Kage Baker liked lists. It gave her a feeling of security to have a linear map to the future, she said: a path of stepping stones clearly marked out through the treacherous morass of What Is To Come.
Mind you, she detested classical To Do lists. Anyone else giving her a list of things to do was in for automatic rebellion: what Momma called Kage’s “sad little pine tree” look, which wasn’t so much sad as an indication that the bedrock was going to rise up and do the samba before Kage changed her mind … Kage liked lists she made herself. The lists for packing, for trip itineraries, for party food and guests.
Shopping lists were probably her absolute favourites. She adored shopping – for anything, really. Definitely one the ladies who enjoyed shopping therapy; even when we were very young and poor, she liked to go to places like Macy’s and Pier 1 to just window-shop. And she’d make out lists of things she’d get as soon as one of us got paid. Some of the items on those lists took 30 years to achieve, but she never lost track.

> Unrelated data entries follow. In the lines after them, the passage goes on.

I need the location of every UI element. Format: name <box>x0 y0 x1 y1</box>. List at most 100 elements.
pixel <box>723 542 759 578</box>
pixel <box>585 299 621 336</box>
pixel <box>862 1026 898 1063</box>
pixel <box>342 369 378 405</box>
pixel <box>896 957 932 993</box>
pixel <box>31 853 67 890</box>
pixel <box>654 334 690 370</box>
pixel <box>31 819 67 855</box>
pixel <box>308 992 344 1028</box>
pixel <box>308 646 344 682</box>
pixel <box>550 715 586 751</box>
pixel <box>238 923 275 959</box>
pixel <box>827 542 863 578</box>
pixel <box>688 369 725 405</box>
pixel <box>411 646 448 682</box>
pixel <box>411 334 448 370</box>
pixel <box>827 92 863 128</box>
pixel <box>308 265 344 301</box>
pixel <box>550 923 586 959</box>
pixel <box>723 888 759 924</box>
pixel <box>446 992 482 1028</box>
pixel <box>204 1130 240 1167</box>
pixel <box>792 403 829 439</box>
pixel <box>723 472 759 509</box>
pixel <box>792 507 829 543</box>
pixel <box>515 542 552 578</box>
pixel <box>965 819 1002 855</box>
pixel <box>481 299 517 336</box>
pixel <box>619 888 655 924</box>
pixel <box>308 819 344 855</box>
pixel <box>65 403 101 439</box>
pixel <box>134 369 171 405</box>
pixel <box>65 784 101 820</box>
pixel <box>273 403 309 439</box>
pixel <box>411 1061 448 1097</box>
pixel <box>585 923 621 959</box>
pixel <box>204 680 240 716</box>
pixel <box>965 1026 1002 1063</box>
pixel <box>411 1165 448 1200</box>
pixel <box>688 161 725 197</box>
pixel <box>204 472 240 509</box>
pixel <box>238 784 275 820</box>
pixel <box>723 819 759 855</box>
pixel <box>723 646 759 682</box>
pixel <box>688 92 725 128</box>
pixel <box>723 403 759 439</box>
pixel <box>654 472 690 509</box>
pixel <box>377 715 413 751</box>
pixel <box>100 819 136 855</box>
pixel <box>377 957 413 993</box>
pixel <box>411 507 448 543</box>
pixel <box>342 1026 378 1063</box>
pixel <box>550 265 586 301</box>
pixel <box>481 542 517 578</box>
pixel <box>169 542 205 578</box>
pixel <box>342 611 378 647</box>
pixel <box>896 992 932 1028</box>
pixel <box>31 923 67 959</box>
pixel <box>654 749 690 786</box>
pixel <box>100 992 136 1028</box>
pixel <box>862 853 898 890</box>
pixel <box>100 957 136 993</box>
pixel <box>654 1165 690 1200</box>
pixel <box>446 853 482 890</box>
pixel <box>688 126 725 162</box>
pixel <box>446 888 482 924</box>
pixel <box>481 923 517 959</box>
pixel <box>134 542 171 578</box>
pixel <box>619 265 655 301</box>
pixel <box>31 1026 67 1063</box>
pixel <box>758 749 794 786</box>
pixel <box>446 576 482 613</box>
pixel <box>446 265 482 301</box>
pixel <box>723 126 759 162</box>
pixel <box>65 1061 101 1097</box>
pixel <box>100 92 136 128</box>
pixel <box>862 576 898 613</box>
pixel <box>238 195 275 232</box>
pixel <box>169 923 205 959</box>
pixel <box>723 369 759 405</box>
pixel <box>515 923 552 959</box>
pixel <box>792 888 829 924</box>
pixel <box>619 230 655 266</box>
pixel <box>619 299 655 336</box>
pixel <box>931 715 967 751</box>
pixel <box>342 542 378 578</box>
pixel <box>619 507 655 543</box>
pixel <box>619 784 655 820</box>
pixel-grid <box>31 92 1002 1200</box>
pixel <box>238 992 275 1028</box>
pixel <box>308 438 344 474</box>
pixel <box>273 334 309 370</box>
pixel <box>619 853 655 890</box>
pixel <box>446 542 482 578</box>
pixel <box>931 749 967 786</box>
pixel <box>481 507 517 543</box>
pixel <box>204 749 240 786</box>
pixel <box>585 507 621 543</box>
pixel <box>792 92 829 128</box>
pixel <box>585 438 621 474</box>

Plain old grocery shopping was a steady delight for Kage. A trip to CostCo was a monthly adventure into Aladdin’s Cave of Wonders; especially to stock up on the staples that lived in the pantry – Kage felt unsafe unless there was always a pound of sugar, a pound of salt and a pound of various flours on the shelf. Ours was the sort of household where she made up menus as she filled out grocery lists; and so we always knew what was for dinner. After all, with good storage it could always be put aside if one ended up on a major pizza jag come supper time.
She packed for trip days in advance. That gave her time to change her mind and re-pack 2 or 3 times before we had to leave; also, time to come to me and beg me to fit a third pair of pants, or another copy of her latest book, or a spare notebook in my own luggage. A bag of Hershey’s Kisses. A flask of rum. Extra CDs.
I pack sparely. And at the last minute. And usually I forget something, too. Especially since Kage has been gone, since I not only loathe lists, I even forget to make them. Fortunately, Kimberly is another expert list-maker, and backs me up. This is very important – she’s been considering what I should take to the hospital with me for weeks – I haven’t even figured out what bag I want to pack, let alone what goes into it.
Of course, they don’t encourage you to bring a lot of things to the hospital with you, in these modern days. When Momma went in for procedures, she always packed her special tan case with toiletries, cosmetics and fancy bed-jackets … I must admit, I did admire the bed jackets, which were gorgeous Victorian-esque things with lace and ribbons and pretty fabrics. That’s out of fashion now, when hospitals prefer you eschew couture in favour of gowns that can be stripped off in one fell swoop.
I guess it makes things handier for emergencies, but it does make one feel flimsy. Insecure. Unsafe. And very, very un-cool.
My main concern is to make sure I have a full set of clothes suitable for escape. That means, at a minimum, panties and soft outer garments that don’t bind or need fancy fasteners, and shoes. And a hat; one’s hair gets dreadful in hospital. Closely following that are something to read and some way to communicate with the outside world. My Kindle works admirably for most of that; when combined with my Buke, I can do anything!
So tomorrow, I’ll stuff all that in a canvas tote or something, and be set. Kimberly will keep it safe for me until I wake up, and then I will be safe and happy no matter where they stash me afterwards. Oh, and my admission papers. And my anesthesiology check list. And my Advanced Care Directive, which I don’t quite remember where it is …
I’ll check Kimberly’s list. I’m sure she has one.